To solve this problem, you need to perform a hypothesis test and calculate the p-value.
a) Hypothesis testing involves comparing the sample means and determining if there is enough evidence to support a claim about the population mean. In this case, we want to test if the average retirement age at ShopRite is higher than at Boscov's.
The null hypothesis (H0) assumes there is no difference between the two means:
H0: μ1 = μ2
The alternative hypothesis (Ha) assumes there is a difference:
Ha: μ1 < μ2
To perform the hypothesis test, you will use the t-test because the population standard deviations are unknown.
Calculate the test statistic t:
t = (x1 - x2) / sqrt((s1^2 / n1) + (s2^2 / n2))
- x1 and x2 are the sample means (64.6 and 67.5)
- s1 and s2 are the sample standard deviations (4 and 4.5)
- n1 and n2 are the sample sizes (30 and 30)
t = (64.6 - 67.5) / sqrt((4^2 / 30) + (4.5^2 / 30))
Once you calculate the t-statistic, you can compare it to the critical value from the t-distribution. The critical value depends on the significance level (alpha) and the degrees of freedom (df = n1 + n2 - 2).
b) The p-value represents the probability of observing a test statistic as extreme as the one calculated (or more extreme) if the null hypothesis is true.
To determine the p-value, you will need to consult a t-table or use statistical software.
If the test statistic falls in the critical region (beyond the critical value), the p-value would be less than the significance level (alpha). In this case, alpha is 0.05.
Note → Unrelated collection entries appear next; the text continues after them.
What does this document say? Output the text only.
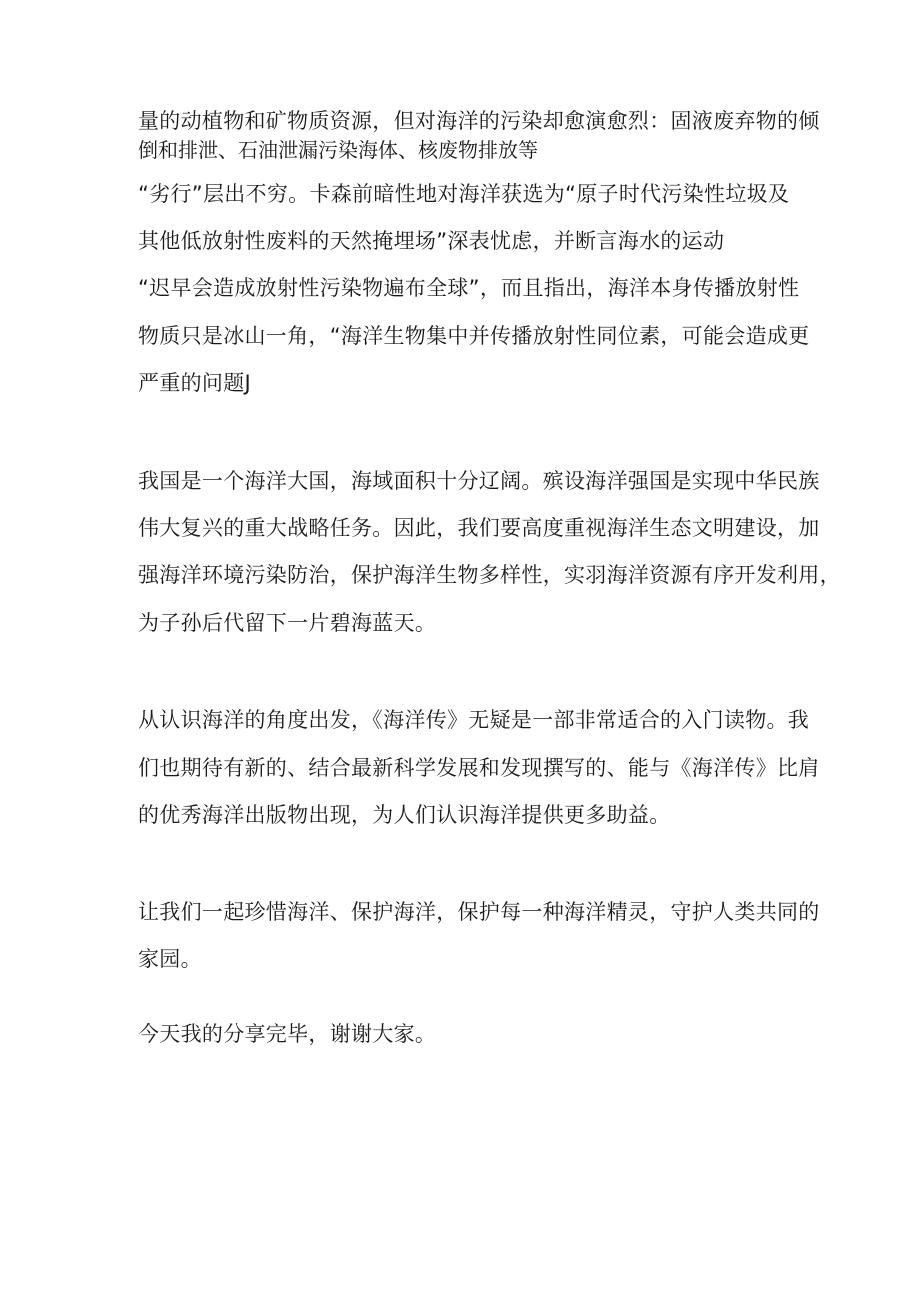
量的动植物和矿物质资源，但对海洋的污染却愈演愈烈：固液废弃物的倾
倒和排泄、石油泄漏污染海体、核废物排放等
“劣行”层出不穷。卡森前暗性地对海洋获选为“原子时代污染性垃圾及
其他低放射性废料的天然掩埋场”深表忧虑，并断言海水的运动
“迟早会造成放射性污染物遍布全球”，而且指出，海洋本身传播放射性
物质只是冰山一角，“海洋生物集中并传播放射性同位素，可能会造成更
严重的问题J
我国是一个海洋大国，海域面积十分辽阔。殡设海洋强国是实现中华民族
伟大复兴的重大战略任务。因此，我们要高度重视海洋生态文明建设，加
强海洋环境污染防治，保护海洋生物多样性，实羽海洋资源有序开发利用，
为子孙后代留下一片碧海蓝天。
从认识海洋的角度出发，《海洋传》无疑是一部非常适合的入门读物。我
们也期待有新的、结合最新科学发展和发现撰写的、能与《海洋传》比肩
的优秀海洋出版物出现，为人们认识海洋提供更多助益。
让我们一起珍惜海洋、保护海洋，保护每一种海洋精灵，守护人类共同的
家园。
今天我的分享完毕，谢谢大家。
Interpretation of results:
- If the p-value is less than 0.05, you can reject the null hypothesis and conclude that the average retirement age at ShopRite is higher than at Boscov's.
- If the p-value is greater than 0.05, you fail to reject the null hypothesis and cannot conclude that there is a significant difference in the average retirement age.
Remember, it's important to perform calculations accurately and consult appropriate resources, such as statistical tables or software, when needed.